Something we noticed when checking flights at our our airport and the connecting airport what that US Airways was keeping flights going into their hub in Charlotte on schedule, or delayed even while they were canceling in mass the flights out of Charlotte – people’s connecting flights. With turnaround times tight on a normal day, you know those people would not get out.

Why are they flying people to Charlotte only to strand them in the airport? With weather related delays and cancellations, most airlines have policies not to put you up in hotels. Those white rocking chairs in Charlotte are not that comfortable! So here it is 8 hours later and I am still waiting response. I even used their hashtag, so it shouldn’t be hard for them to find me.

Am I being unrealistic in my expectations?
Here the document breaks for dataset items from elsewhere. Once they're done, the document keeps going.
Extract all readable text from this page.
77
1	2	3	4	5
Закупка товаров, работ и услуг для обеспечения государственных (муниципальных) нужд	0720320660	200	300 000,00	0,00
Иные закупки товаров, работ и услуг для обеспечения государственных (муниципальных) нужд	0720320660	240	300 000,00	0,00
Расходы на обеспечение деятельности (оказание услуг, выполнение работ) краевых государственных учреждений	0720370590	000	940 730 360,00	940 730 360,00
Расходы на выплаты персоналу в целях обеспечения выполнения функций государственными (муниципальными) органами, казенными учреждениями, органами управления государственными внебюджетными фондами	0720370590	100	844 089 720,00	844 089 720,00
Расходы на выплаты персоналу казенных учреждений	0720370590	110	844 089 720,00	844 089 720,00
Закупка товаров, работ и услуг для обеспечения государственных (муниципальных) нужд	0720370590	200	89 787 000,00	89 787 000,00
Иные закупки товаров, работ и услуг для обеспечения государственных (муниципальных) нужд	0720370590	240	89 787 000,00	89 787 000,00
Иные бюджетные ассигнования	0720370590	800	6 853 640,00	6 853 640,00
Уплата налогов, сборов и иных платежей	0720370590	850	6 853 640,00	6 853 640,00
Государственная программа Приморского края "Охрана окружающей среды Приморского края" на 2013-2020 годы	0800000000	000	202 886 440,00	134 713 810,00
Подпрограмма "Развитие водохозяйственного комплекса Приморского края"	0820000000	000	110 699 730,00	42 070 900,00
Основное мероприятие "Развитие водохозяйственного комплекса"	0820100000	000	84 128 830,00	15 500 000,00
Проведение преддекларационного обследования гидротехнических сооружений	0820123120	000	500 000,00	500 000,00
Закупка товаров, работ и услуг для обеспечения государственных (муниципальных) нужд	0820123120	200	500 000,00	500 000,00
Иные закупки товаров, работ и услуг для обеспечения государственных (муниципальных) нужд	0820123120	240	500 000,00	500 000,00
According to Social Habit data by reported by Jay Baer, 42% of consumers complaining via social media expect a response within 1 hour and 67% expect a response within 1 day.
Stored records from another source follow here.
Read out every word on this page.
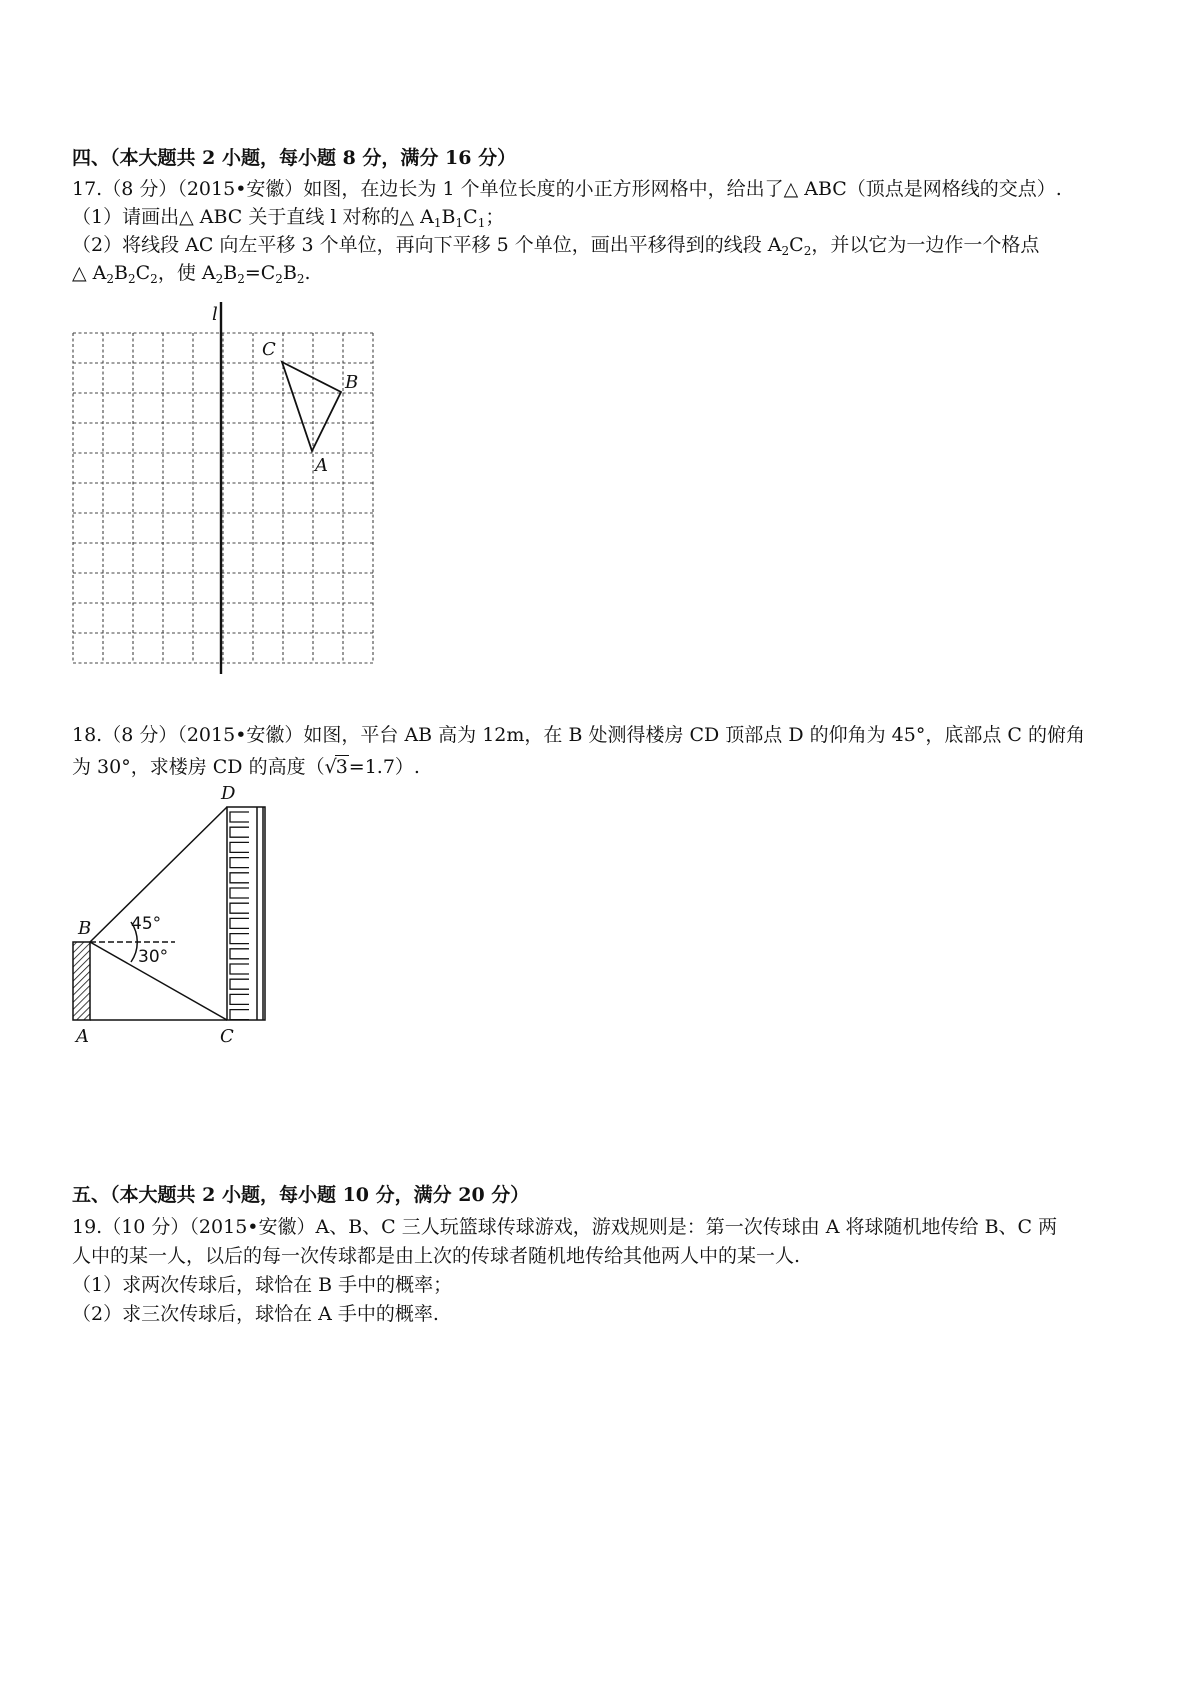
四、（本大题共 2 小题，每小题 8 分，满分 16 分）
17.（8 分）（2015•安徽）如图，在边长为 1 个单位长度的小正方形网格中，给出了△ ABC（顶点是网格线的交点）.
（1）请画出△ ABC 关于直线 l 对称的△ $A_1B_1C_1$；
（2）将线段 AC 向左平移 3 个单位，再向下平移 5 个单位，画出平移得到的线段 $A_2C_2$，并以它为一边作一个格点
△ $A_2B_2C_2$，使 $A_2B_2=C_2B_2$.
l
C
B
A
18.（8 分）（2015•安徽）如图，平台 AB 高为 12m，在 B 处测得楼房 CD 顶部点 D 的仰角为 45°，底部点 C 的俯角
为 30°，求楼房 CD 的高度（√3=1.7）.
D
B
A	C
45°
30°
五、（本大题共 2 小题，每小题 10 分，满分 20 分）
19.（10 分）（2015•安徽）A、B、C 三人玩篮球传球游戏，游戏规则是：第一次传球由 A 将球随机地传给 B、C 两
人中的某一人，以后的每一次传球都是由上次的传球者随机地传给其他两人中的某一人.
（1）求两次传球后，球恰在 B 手中的概率；
（2）求三次传球后，球恰在 A 手中的概率.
Are consumer’s social media customer service expectations too high? Is this simply because US Air and American Airlines are in the middle of merging operations? Will I ever get to Austin?

UPDATE: I never made it to my conference. Fortunately another author on the research made it from England to present. Day 3 and still no response to my Tweet from the airline. It Looks like Winter Storm Pax won.
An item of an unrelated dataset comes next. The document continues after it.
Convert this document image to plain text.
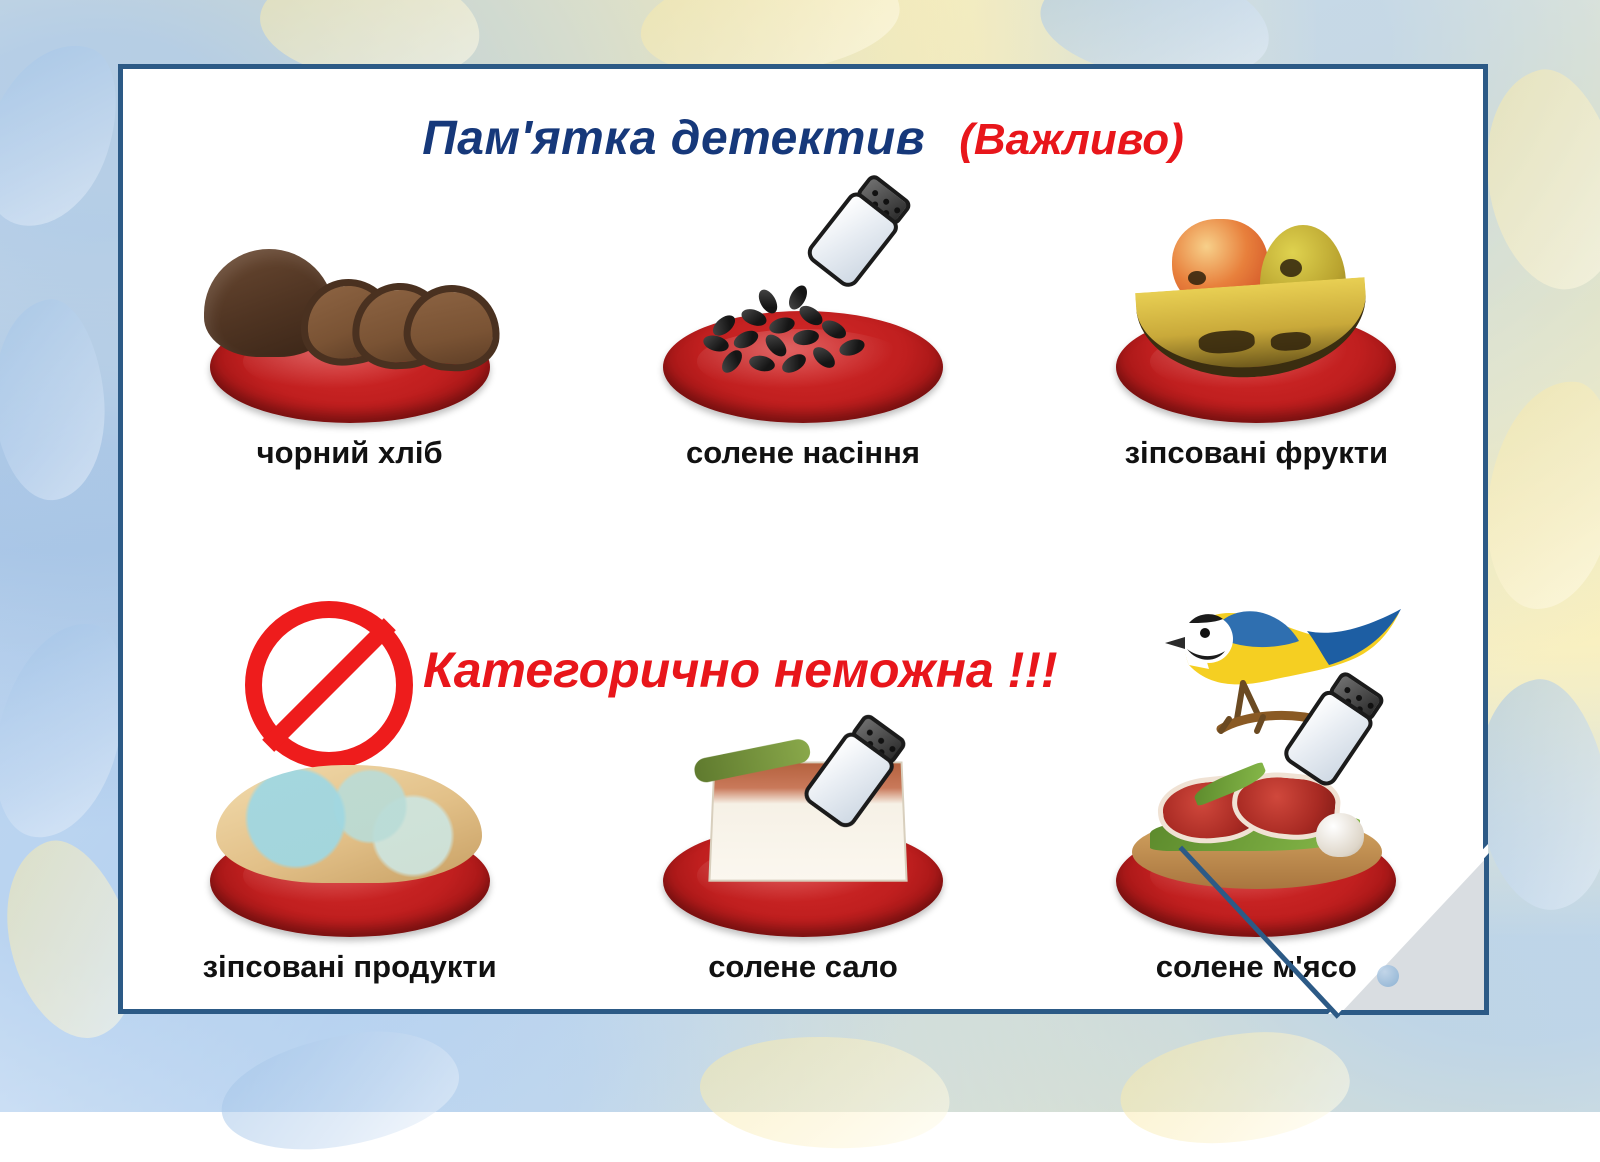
Пам'ятка детектив (Важливо)
чорний хліб	солене насіння	зіпсовані фрукти
Категорично неможна !!!
зіпсовані продукти	солене сало	солене м'ясо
If You’re Simply Adding To The Noise, Facebook Will Now Turn Off Your Organic Reach

One of my favorite bands is Switchfoot and their song “Adding to the Noise” is the inspiration for this blog. When I started it four years ago, there were roughly 200,000 million blogs and I couldn’t imagine why the world would need another one. I even wrote a post  “The Last Thing We Need Is Another Blog.”  Ultimately this question lead me to the debate between quantity versus quality. A recent Michael Stelzner podcast interview featured Jeff Goins, a successful blogger and author who had several blog failures when he was chasing subscribers (quantity focus) until he started a passion blog (quality focus) that now has over 200,000 subscribers.

Today Technorati indexes over 1.3 billion blogs and the focus on quality content has become more important than ever. For marketers this noise has been creeping up in another social landscape – Facebook. In August of 2013 Facebook revealed that “every time someone visits News Feed there are on average 1,500 potential stories … most people don’t have time to see them all.” By December 2013 Ad Age reported “Facebook Admits Organic Reach Is Falling Short, Urges Marketers to Buy Ads.”

The bottom line is that Facebook has changed its algorithm, formerly called Edgerank, and content from business Pages has seen a drop-off in organic reach. In response, Facebook is urging paid distribution for brands to get back into their fan’s News Feeds. Since the tweak some brands have reported as much as a 40% decrease in organic reach.

Facebook Drop Organic Reach
Decrease in organic reach from Edgerank Checker.

In the end, business may have to increase their Facebook spending to maintain or expand reach, but there could be another option. Switchfoot sings, “What’s it going to take to slow us down … If we’re adding to the noise turn off this song.” Perhaps we need another content revolution. If you provide content people want to engage with, not turn off, you will break through the noise. Brands could up their content game to emerge organically from the noise in users’ News Feeds.

But this revolution is fueled by more than quality content. It is also about quality time. Mari Smith, author of Facebook Marketing an Hour a Day suggests that marketers should focus more on community management. The more your fans like, comment and share your content, the more likely that content will show up in their news feeds.

It seems there is room for improvement in the engagement game. Social Bakers provides social media monitoring tools and has been measuring brand’s engagement levels on social networks. Their recent reports indicate that only 10% of brands respond to 85% of questions on Facebook.

A brand that steps up its engagement game could not only protect its organic reach, but also find a significant competitive advantage. We all love when someone listens to us. When your fans hear from you, their excitement will spread along with your reach and reputation.

Ted Rubin calls this a real Return on Relationship. Fight quantity (clutter & filters) with quality (content & engagement). With every post, update and comment ask yourself, “Is it adding something meaningful or simply adding to the noise?”